A ”cool” aspect of the new instrumentation Professor Murray will use at UConn is a cryogenic probe (cryoprobe) that will be one of the first available for ssNMR in the world. Cryoprobes cool the electronic components used to detect the NMR signal (but not the actual sample) to liquid helium temperatures (25 K), achieving a boost in sensitivity by reducing thermal noise in the electronics. The boost in sensitivity allows for faster data collection that opens a window for studying very small amounts of difficult to obtain samples or kinetic experiments to interrogate how samples change over time, for example, to follow processes such as disease-related aggregative misfolding that the Murray Laboratory is investigating.

For the future, Professor Murray sees continuing improvements in ssNMR technology including probes that can achieve faster spinning rates, sensitivity boosts through dynamic nuclear polarization (DNP), and improved sample isotope labeling schemes that can clarify the complex NMR spectra of large macromolecular complexes. Beyond the types of projects currently under study, he envisions his research could lead to the design of self-assembling nanostructures for drug development or contrast agents for bioimaging, and other advances that will facilitate the use of ssNMR in studying molecules within living cells or to follow metabolism in tissues.

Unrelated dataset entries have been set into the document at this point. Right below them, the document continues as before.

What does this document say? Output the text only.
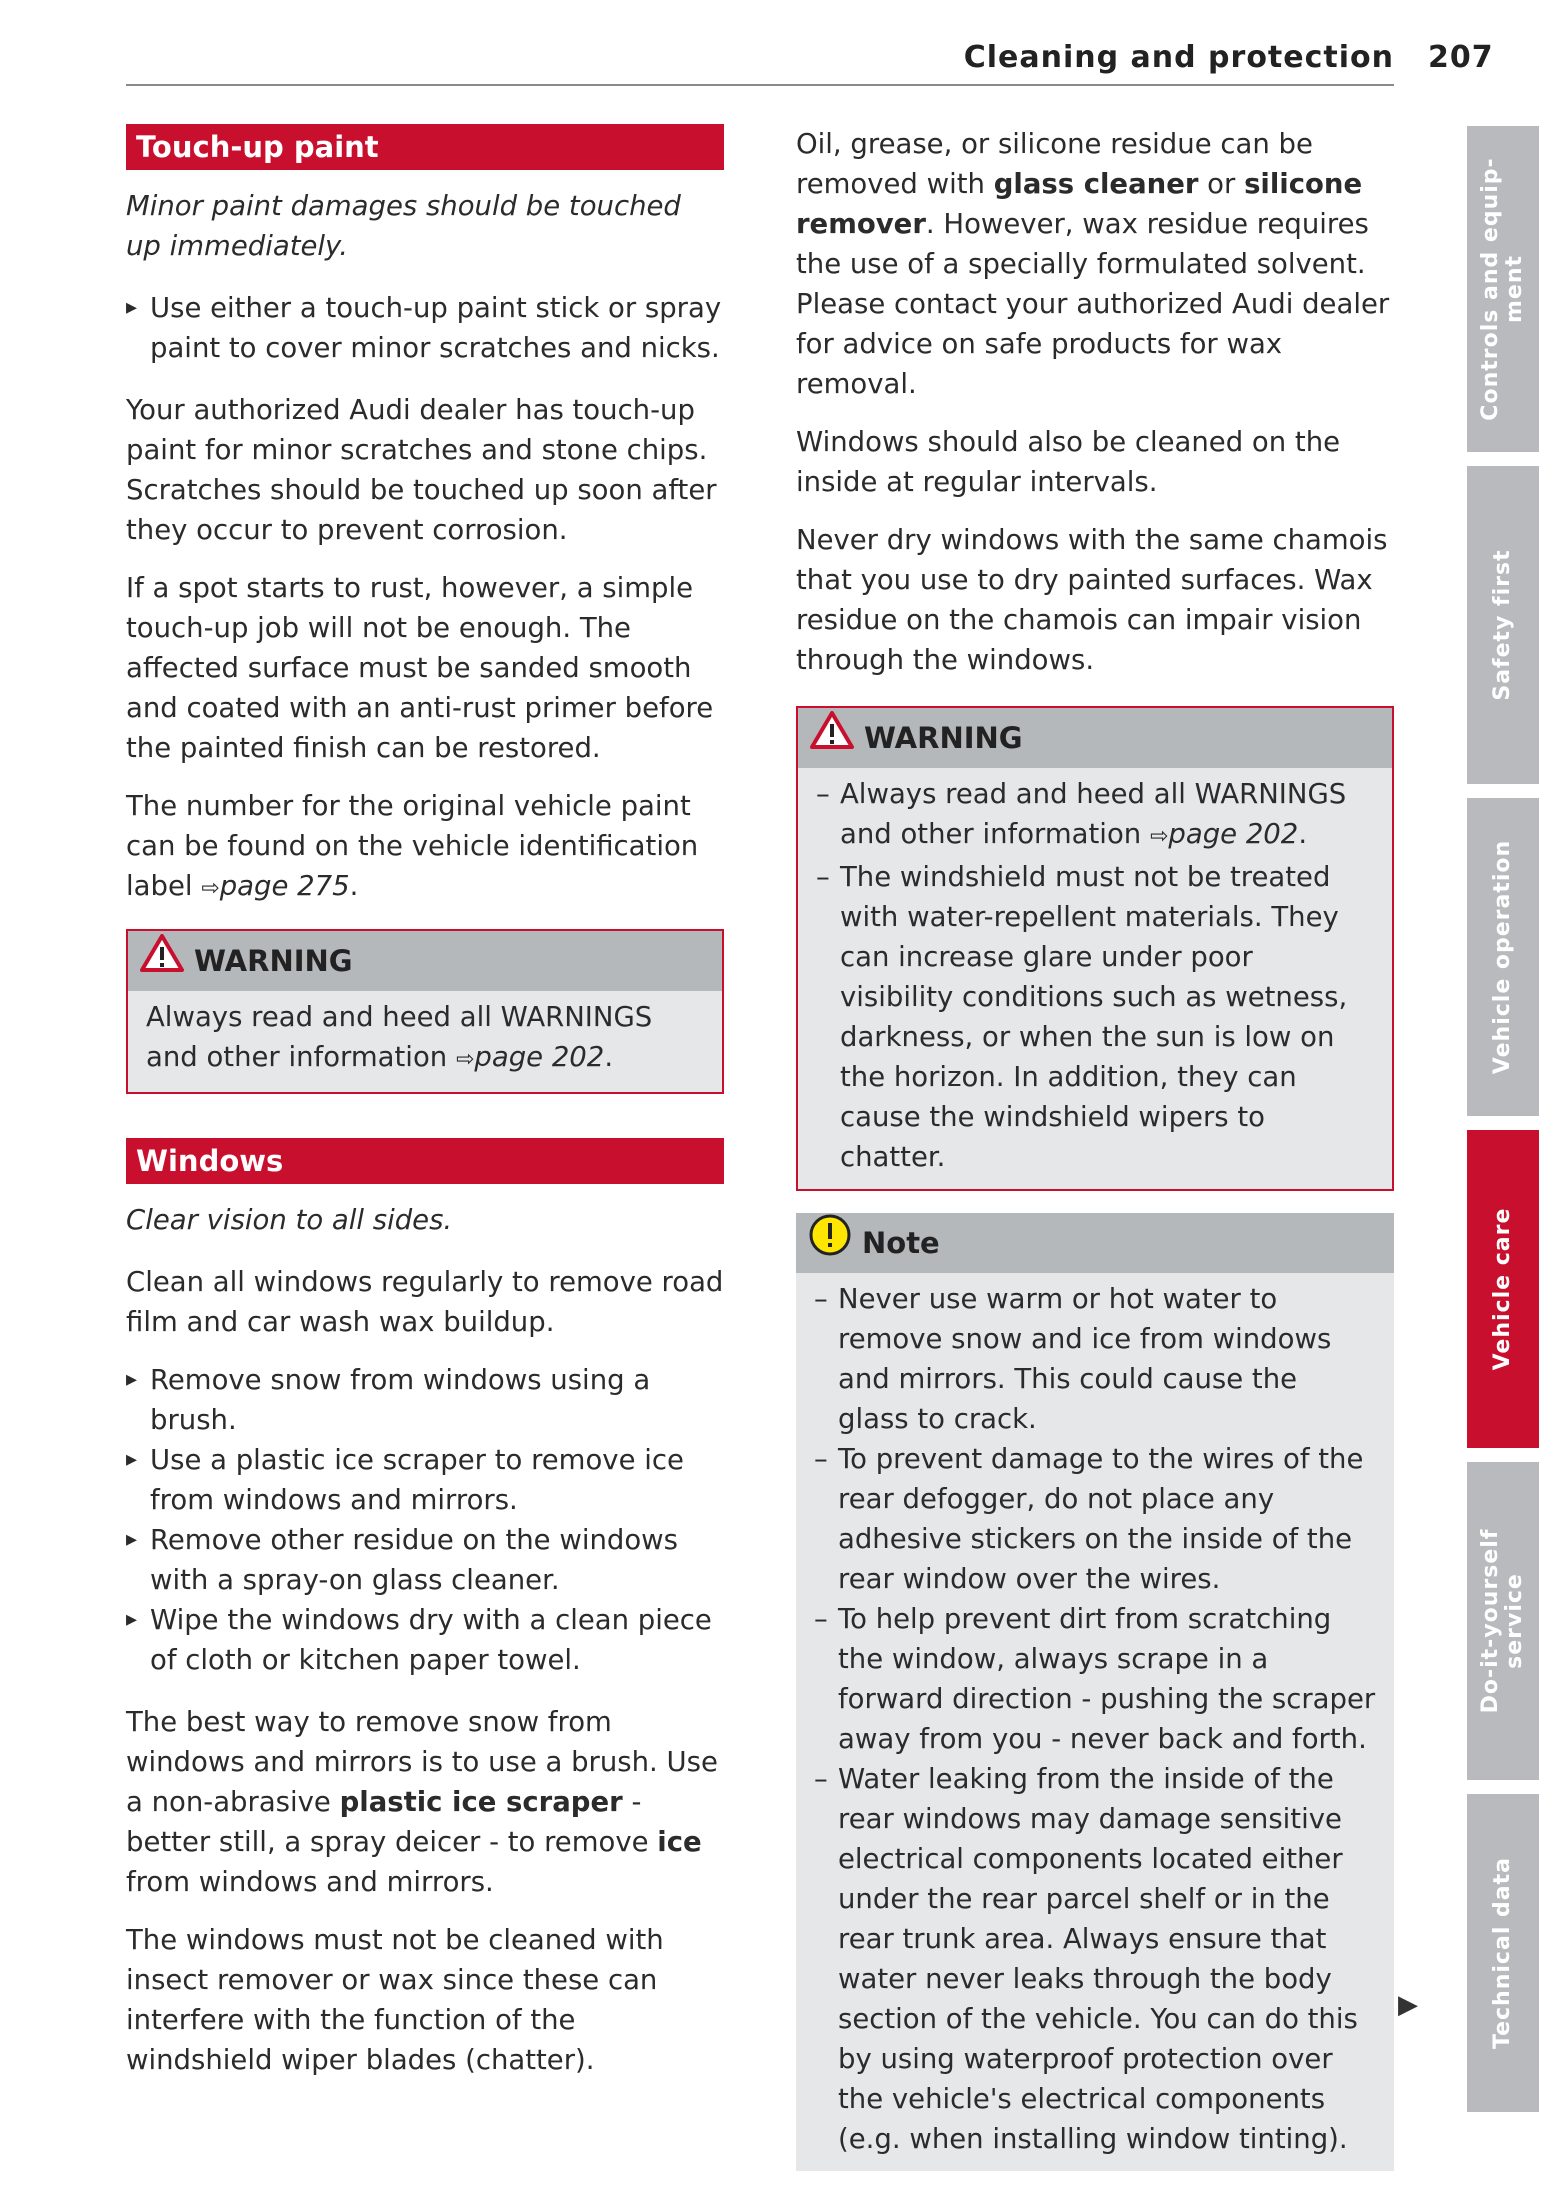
Cleaning and protection 207
Touch-up paint

Minor paint damages should be touched up immediately.

▸ Use either a touch-up paint stick or spray paint to cover minor scratches and nicks.

Your authorized Audi dealer has touch-up paint for minor scratches and stone chips. Scratches should be touched up soon after they occur to prevent corrosion.

If a spot starts to rust, however, a simple touch-up job will not be enough. The affected surface must be sanded smooth and coated with an anti-rust primer before the painted finish can be restored.

The number for the original vehicle paint can be found on the vehicle identification label ⇨page 275.

WARNING
Always read and heed all WARNINGS and other information ⇨page 202.
Windows

Clear vision to all sides.

Clean all windows regularly to remove road film and car wash wax buildup.

▸ Remove snow from windows using a brush.
▸ Use a plastic ice scraper to remove ice from windows and mirrors.
▸ Remove other residue on the windows with a spray-on glass cleaner.
▸ Wipe the windows dry with a clean piece of cloth or kitchen paper towel.

The best way to remove snow from windows and mirrors is to use a brush. Use a non-abrasive plastic ice scraper - better still, a spray deicer - to remove ice from windows and mirrors.

The windows must not be cleaned with insect remover or wax since these can interfere with the function of the windshield wiper blades (chatter).

Oil, grease, or silicone residue can be removed with glass cleaner or silicone remover. However, wax residue requires the use of a specially formulated solvent. Please contact your authorized Audi dealer for advice on safe products for wax removal.

Windows should also be cleaned on the inside at regular intervals.

Never dry windows with the same chamois that you use to dry painted surfaces. Wax residue on the chamois can impair vision through the windows.

WARNING
– Always read and heed all WARNINGS and other information ⇨page 202.
– The windshield must not be treated with water-repellent materials. They can increase glare under poor visibility conditions such as wetness, darkness, or when the sun is low on the horizon. In addition, they can cause the windshield wipers to chatter.
Note
– Never use warm or hot water to remove snow and ice from windows and mirrors. This could cause the glass to crack.
– To prevent damage to the wires of the rear defogger, do not place any adhesive stickers on the inside of the rear window over the wires.
– To help prevent dirt from scratching the window, always scrape in a forward direction - pushing the scraper away from you - never back and forth.
– Water leaking from the inside of the rear windows may damage sensitive electrical components located either under the rear parcel shelf or in the rear trunk area. Always ensure that water never leaks through the body section of the vehicle. You can do this by using waterproof protection over the vehicle's electrical components (e.g. when installing window tinting).
▶
Controls and equip- ment
Safety first
Vehicle operation
Vehicle care
Do-it-yourself service
Technical data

Professor Murray is slated to teach Biophysical Chemistry I in Fall 2024. He plans to eventually offer additional advanced NMR and phase separation in biology courses. In terms of his research laboratory, students can expect to receive broad and collaborative training in several areas depending on their strengths, interests, and laboratory needs. Students might work on protein purification, imaging, and assay development or delve more heavily into NMR instrumentation or data analysis and computation. He emphasizes that potential students should not be intimidated by their unfamiliarity with NMR and notes “If you’re excited about the science you will get the training you need!”. Contemporary biology is more about addressing biological problems than techniques. Researchers today are expected to learn and adapt to whatever technique is needed to solve the biological problem. Professor Murray actively fosters this type of learning in his laboratory and integrates it into the training plan for all members of the research team.

MCB is delighted to have a new colleague that brings strengths in ssNMR and macromolecular assemblies — research areas that promise to achieve cool new results for decades to come.